Milano, e la Lombardia in generale, possono vantare l’eccellenza delle proprie strutture ospedaliere anche dal punto di vista della sanità di genere: dalle certificazioni emesse dalla Fondazione Onda (ente che, mediante l’assegnazione di Bollini Rosa agli ospedali e Bollini Rosa-Argento alle Rsa, misura la qualità della sanità di genere nelle strutture ospedaliere di tutta Italia) emergono come realtà avanzata rispetto al resto del Paese, ma si incagliano sulle pratiche più controverse e discusse, ovvero la presenza capillare di consultori sul territorio e l’interruzione volontaria di gravidanza. I Bollini rosa ottenuti dalle strutture lombarde sono in totale 82, 29 di queste si trovano a Milano e sul totale 13 strutture hanno ottenuto il massimo riconoscimento di 3 bollini, quindi si tratta di una regione e una città nel complesso virtuose, dove però accedere ai servizi di un consultorio pubblico o all’interruzione volontaria di gravidanza non è così semplice come dovrebbe, anche per legge.

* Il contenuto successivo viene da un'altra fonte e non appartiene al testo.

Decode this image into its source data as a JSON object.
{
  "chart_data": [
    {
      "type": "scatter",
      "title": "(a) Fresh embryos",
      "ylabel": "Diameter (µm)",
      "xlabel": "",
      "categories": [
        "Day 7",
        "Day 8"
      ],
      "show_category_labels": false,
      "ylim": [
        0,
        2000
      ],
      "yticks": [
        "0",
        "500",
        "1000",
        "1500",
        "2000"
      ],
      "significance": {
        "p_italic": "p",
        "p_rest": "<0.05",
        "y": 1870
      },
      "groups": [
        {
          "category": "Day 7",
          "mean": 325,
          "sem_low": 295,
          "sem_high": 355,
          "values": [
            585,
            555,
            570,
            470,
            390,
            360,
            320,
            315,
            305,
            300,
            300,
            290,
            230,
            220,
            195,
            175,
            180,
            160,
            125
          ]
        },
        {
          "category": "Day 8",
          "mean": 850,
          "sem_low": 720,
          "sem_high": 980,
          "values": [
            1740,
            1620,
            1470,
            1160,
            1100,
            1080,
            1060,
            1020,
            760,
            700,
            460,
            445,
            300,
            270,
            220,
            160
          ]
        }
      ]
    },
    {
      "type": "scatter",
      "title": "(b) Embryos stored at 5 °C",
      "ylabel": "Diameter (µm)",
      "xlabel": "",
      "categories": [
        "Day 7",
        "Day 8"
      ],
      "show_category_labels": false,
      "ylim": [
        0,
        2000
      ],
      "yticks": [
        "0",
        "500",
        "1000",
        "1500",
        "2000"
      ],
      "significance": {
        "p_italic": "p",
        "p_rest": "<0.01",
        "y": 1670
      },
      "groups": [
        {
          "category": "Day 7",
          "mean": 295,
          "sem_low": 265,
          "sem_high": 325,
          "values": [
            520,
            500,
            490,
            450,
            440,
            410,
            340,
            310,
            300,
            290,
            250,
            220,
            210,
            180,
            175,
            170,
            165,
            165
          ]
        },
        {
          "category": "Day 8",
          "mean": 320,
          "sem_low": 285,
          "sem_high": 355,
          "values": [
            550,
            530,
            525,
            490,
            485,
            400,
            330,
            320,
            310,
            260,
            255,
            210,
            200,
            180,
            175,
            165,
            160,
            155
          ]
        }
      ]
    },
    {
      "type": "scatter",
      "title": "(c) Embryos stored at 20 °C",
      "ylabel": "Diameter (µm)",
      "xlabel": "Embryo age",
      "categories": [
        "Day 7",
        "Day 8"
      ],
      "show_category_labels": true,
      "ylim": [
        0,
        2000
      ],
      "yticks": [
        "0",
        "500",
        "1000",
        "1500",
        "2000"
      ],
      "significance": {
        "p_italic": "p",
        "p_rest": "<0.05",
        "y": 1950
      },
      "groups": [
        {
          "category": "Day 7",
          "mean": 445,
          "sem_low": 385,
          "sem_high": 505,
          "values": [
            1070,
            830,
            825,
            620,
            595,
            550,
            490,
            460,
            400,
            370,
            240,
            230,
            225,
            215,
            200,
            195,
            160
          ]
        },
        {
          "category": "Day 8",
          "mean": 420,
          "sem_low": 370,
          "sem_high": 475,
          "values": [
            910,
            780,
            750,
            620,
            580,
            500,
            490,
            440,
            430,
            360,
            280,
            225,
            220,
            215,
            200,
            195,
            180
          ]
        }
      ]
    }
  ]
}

I consultori familiari sono infatti stati istituiti con la legge nazionale 405 del 1975, in un periodo storico di profonda e radicale trasformazione socio-culturale e, allora, fu una conquista piuttosto all’avanguardia dal punto di vista della sanità di genere, dato che comprendeva l’erogazione gratuita di prestazioni sanitarie quali ginecologia, ostetricia, psicologia e assistenza sociale. Allora fu stabilito il limite minimo di un consultorio ogni 20mila abitanti, ma la Lombardia si ferma a quota 0,33: solo a Milano, per legge, dovrebbero esserci 67 consultori pubblici, invece sono 18, gli altri 20 presenti sono privati.
Tutti i consultori d’Italia, poi, dovrebbero prevedere la gratuità per le visite in gravidanza, l’assistenza delle neo mamme, la partecipazione ai corsi di accompagnamento alla nascita, il percorso per le interruzioni volontarie di gravidanza e l’accesso allo spazio giovani: secondo quanto rilevato da Muzzonigro e Andreola in cinque regioni, compresa la Lombardia, si prevede il pagamento di un ticket per visite ed esami per infezioni/malattie sessualmente trasmissibili, visite per menopausa, consulenza psicologica e sessuologica, psicoterapie e contraccezione. Questo si traduce in un minore accesso delle donne a servizi cruciali quando si parla di salute sessuale o scelte che possono essere complicate da affrontare, come quella di portare o meno avanti una gravidanza.
L’interruzione volontaria di gravidanza (Ivg) è stata introdotta nell’ordinamento italiano dalla legge 194 del 22 maggio 1978 e ribadita poi con il referendum del 1981: nonostante questo in Italia è ancora un tabù, un argomento spinoso e, purtroppo, in molti casi ancora troppo difficile. Dal 2009 è stato introdotto anche nel nostro paese l’aborto farmacologico, quando in paesi come Francia e Regno Unito questa pratica è lecita dalla fine degli anni Ottanta, ma anche così porre fine a una gravidanza in Italia non è così semplice: solo il 60% degli ospedali con reparto di ostetricia offre infatti un servizio Ivg. Stando ai dati diffusi dal Ministero della salute, nel 2018, il numero degli obiettori di coscienza tra i ginecologi italiani ha raggiunto il picco del 69%, crescendo rispetto all’anno prima e soprattutto limitando il diritto alle scelte riproduttive di moltissime donne.
Milano, nonostante le eccellenze sanitarie che la contraddistinguono e l’attenzione alla sanità di genere riscontrata dalla Fondazione Onda, sull’Ivg è ancora in forte difetto, con solo 7 strutture in cui è possibile accedere al servizio. Sette strutture in cui è possibile praticare l’interruzione volontaria di gravidanza per quasi 800mila donne (stando ai dati diffusi dal Comune di Milano la popolazione femminile al 2020 era di 721.518 persone) non è certo un dato confortante, senza contare che spesso, anche proprio per il fatto che l’incidenza degli obiettori sia altissima, le procedure per accedere al servizio possono essere particolari e spesso complesse, contribuendo a dilatare le tempistiche e ad aggravare l’impatto psicologico sulle donne che si trovano nella condizione di dover affrontare questa scelta, come rilevato da Muzzonigro e Andreola.